Depois de alguns instantes, Thea saiu do banho. Ela havia escolhido um vestido justo branco, que mostrava seu pescoço e braços lisos. No passado, a jovem nunca teria usado algo assim. Ela estava de bom humor, cantarolando baixinho. Tocando sua pele macia e sorrindo amplamente.

A jovem parou quando viu James fumando e mal-humorado, no sofá. Ela se aproximou e sentou-se ao lado dele. Seu rosto estava vermelho, mas ela não sabia se era porque tinha acabado de tomar banho ou porque era tímida.

― Hum... ― a jovem abriu a boca, sem saber o que dizer.

Mesmo tendo passado dez dias com James, tudo agora era diferente porque, antes, ela estava com os olhos vendados. Agora que ela estava realmente se encontrando com ele, estava um pouco tímida e não sabia o que dizer.

Puxado de seus pensamentos, James olhou para Thea, seus olhos brilhando:

― Querida, quando vamos tirar nossa certidão de casamento? ―

― O quê? ―

Thea estava atordoada, com a boca ligeiramente aberta. Ela parecia adorável, quando confusa.

James sorriu.

― Eu faço parte da família Callahan, agora. Sou seu marido, de acordo com as ordens de seu avô. Você está arrependida? Você não quer se casar comigo? ―

― Eu quero. ―

Uma vez que Thea concordava, não havia nada a dizer, exceto essas duas palavras.

James tinha mostrado tanto cuidado por ela, nos últimos dias, que tinha aberto caminho para o coração da jovem. Como ela poderia não se casar com um homem como ele?

Thea lançou um olhar furtivo para James. Ele era alto, forte e confiante. Apenas olhar para ele já a fazia corar e o coração bater mais rápido.

Uma hora depois. De mãos dadas, eles saíram do Cartório.

Thea olhou para a certidão em sua mão e finalmente se deu conta. Ela, que sempre havia fantasiado que teria uma história de amor, no futuro, estava oficialmente casada.
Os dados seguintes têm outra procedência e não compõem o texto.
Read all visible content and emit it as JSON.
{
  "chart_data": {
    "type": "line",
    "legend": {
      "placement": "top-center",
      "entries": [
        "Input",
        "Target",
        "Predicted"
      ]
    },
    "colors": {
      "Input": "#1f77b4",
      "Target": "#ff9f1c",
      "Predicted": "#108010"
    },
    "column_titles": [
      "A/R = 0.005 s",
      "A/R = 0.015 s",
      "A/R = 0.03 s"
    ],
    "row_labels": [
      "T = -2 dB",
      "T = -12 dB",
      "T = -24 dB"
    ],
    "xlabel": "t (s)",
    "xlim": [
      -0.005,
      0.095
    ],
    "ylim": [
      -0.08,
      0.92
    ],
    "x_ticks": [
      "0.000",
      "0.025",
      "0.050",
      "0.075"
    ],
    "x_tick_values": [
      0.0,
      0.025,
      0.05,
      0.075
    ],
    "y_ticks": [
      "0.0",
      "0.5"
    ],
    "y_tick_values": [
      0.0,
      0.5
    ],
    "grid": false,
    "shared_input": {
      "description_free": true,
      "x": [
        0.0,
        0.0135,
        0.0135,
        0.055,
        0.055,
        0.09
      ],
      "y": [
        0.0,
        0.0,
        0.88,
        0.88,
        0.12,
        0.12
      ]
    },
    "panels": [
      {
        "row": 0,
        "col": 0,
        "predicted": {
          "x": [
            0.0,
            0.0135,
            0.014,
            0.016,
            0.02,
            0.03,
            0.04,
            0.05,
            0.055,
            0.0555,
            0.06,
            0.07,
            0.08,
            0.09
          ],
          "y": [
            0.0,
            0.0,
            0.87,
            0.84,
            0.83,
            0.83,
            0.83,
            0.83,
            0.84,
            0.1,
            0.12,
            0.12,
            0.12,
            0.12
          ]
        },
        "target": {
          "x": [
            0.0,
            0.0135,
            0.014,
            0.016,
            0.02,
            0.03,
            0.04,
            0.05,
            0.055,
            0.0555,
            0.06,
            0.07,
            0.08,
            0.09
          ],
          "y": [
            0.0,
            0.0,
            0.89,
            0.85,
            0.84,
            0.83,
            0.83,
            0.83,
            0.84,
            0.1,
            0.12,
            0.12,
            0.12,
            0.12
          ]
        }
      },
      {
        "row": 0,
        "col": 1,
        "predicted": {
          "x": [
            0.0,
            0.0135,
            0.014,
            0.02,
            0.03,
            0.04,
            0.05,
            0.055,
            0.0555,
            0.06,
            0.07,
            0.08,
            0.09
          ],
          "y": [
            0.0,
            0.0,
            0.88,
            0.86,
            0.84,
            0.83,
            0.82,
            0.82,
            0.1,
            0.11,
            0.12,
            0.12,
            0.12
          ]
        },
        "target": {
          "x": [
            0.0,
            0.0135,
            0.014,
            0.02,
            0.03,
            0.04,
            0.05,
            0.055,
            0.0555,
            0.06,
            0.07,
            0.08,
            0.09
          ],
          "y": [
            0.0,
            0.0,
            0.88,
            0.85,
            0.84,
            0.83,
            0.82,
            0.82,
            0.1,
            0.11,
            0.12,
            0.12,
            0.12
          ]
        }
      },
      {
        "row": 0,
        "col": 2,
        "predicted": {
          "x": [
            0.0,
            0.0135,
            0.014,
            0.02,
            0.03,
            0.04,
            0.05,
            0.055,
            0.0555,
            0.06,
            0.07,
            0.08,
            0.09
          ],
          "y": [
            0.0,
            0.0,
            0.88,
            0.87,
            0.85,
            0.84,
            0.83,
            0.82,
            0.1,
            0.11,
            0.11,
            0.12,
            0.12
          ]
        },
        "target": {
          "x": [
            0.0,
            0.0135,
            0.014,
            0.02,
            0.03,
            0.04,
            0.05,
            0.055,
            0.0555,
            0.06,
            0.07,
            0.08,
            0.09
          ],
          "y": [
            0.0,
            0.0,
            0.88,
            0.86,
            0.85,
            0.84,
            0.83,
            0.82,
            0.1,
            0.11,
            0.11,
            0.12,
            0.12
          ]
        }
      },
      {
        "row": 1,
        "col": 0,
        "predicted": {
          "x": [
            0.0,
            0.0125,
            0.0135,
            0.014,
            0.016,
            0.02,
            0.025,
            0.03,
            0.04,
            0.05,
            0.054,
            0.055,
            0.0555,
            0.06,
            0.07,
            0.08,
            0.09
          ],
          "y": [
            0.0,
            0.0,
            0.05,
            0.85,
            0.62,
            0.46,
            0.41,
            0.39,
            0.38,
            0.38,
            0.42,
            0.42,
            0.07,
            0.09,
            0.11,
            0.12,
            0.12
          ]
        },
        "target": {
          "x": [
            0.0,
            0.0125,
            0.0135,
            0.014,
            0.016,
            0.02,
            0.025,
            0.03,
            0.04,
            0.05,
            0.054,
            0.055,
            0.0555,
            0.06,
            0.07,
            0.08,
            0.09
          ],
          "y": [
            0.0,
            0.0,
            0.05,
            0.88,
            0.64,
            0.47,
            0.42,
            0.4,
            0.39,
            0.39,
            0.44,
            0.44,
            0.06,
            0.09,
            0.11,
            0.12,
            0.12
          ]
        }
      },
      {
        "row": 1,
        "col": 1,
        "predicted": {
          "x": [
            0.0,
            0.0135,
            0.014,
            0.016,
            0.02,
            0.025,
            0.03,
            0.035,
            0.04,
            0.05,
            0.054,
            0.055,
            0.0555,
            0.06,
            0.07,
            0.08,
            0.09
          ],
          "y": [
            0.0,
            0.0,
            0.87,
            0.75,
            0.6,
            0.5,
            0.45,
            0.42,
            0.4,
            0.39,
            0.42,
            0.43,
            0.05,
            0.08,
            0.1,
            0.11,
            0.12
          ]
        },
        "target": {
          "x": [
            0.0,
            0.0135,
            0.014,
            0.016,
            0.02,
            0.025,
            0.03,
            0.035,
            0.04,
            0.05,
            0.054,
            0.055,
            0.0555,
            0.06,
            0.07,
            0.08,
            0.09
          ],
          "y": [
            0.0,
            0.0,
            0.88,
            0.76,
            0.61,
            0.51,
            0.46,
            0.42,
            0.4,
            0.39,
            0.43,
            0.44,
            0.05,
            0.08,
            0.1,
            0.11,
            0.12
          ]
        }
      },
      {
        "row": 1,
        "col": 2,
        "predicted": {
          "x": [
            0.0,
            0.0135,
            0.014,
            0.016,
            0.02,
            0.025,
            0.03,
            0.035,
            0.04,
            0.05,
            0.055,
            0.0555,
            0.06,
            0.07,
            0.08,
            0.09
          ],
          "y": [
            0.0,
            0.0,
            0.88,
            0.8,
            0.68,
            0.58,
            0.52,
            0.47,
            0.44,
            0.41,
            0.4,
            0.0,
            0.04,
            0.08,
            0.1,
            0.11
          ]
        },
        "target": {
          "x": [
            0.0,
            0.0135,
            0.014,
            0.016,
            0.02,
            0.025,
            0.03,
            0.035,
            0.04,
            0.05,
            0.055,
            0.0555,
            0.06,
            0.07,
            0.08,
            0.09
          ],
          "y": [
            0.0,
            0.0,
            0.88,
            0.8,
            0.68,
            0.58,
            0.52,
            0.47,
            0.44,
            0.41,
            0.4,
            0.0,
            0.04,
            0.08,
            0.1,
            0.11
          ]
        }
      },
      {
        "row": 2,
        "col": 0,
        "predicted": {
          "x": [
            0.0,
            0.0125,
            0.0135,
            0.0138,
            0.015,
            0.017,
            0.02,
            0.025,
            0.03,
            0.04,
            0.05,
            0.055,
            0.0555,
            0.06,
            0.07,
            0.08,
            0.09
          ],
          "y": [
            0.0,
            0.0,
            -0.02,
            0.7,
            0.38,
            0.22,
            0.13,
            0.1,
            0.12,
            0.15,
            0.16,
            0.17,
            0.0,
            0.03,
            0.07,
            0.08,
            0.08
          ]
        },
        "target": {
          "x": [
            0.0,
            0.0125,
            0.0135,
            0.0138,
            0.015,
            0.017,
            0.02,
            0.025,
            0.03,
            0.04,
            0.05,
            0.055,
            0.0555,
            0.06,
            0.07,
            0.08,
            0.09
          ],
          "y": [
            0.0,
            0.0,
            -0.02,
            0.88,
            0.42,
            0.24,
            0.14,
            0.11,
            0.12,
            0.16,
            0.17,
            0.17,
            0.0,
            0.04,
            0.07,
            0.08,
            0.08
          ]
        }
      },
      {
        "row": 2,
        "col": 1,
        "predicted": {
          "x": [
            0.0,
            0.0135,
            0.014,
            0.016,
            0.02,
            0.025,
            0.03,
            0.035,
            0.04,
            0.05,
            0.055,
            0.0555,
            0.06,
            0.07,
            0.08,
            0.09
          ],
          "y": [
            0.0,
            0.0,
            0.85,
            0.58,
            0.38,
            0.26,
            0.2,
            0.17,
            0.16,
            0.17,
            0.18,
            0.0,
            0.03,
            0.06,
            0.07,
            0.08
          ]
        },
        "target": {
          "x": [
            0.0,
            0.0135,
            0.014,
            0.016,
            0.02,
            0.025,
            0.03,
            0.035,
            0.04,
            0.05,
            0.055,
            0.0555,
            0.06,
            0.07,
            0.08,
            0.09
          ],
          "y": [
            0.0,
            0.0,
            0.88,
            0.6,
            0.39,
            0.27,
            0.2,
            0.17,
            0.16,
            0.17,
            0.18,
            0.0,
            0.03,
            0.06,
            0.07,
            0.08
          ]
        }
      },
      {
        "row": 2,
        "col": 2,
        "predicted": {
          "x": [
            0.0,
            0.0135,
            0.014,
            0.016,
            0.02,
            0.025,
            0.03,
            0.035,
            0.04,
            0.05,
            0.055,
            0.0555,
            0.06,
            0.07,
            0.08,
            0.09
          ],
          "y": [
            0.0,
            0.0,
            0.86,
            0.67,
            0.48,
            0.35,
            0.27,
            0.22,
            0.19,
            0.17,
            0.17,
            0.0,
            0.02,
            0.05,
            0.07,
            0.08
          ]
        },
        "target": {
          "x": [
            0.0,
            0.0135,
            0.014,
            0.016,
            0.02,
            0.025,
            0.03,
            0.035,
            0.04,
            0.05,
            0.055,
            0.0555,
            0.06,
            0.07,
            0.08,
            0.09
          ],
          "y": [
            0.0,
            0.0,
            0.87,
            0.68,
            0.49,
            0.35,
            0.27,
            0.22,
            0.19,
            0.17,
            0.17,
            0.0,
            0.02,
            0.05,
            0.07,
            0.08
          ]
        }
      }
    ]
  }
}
No entanto, as coisas raramente aconteciam de acordo com o plano ou a imaginação. Seu avô havia arranjado seu destino de uma forma que, parecia não ter nada de bom para acontecer. Entretanto, James a levou para um palácio onde, em apenas dez dias, ela havia se recuperado e estava linda, mais uma vez.

Mesmo que ainda não soubesse exatamente quem era seu marido, o calor se espalhou por todo o seu corpo e ela segurou a mão de James, com força.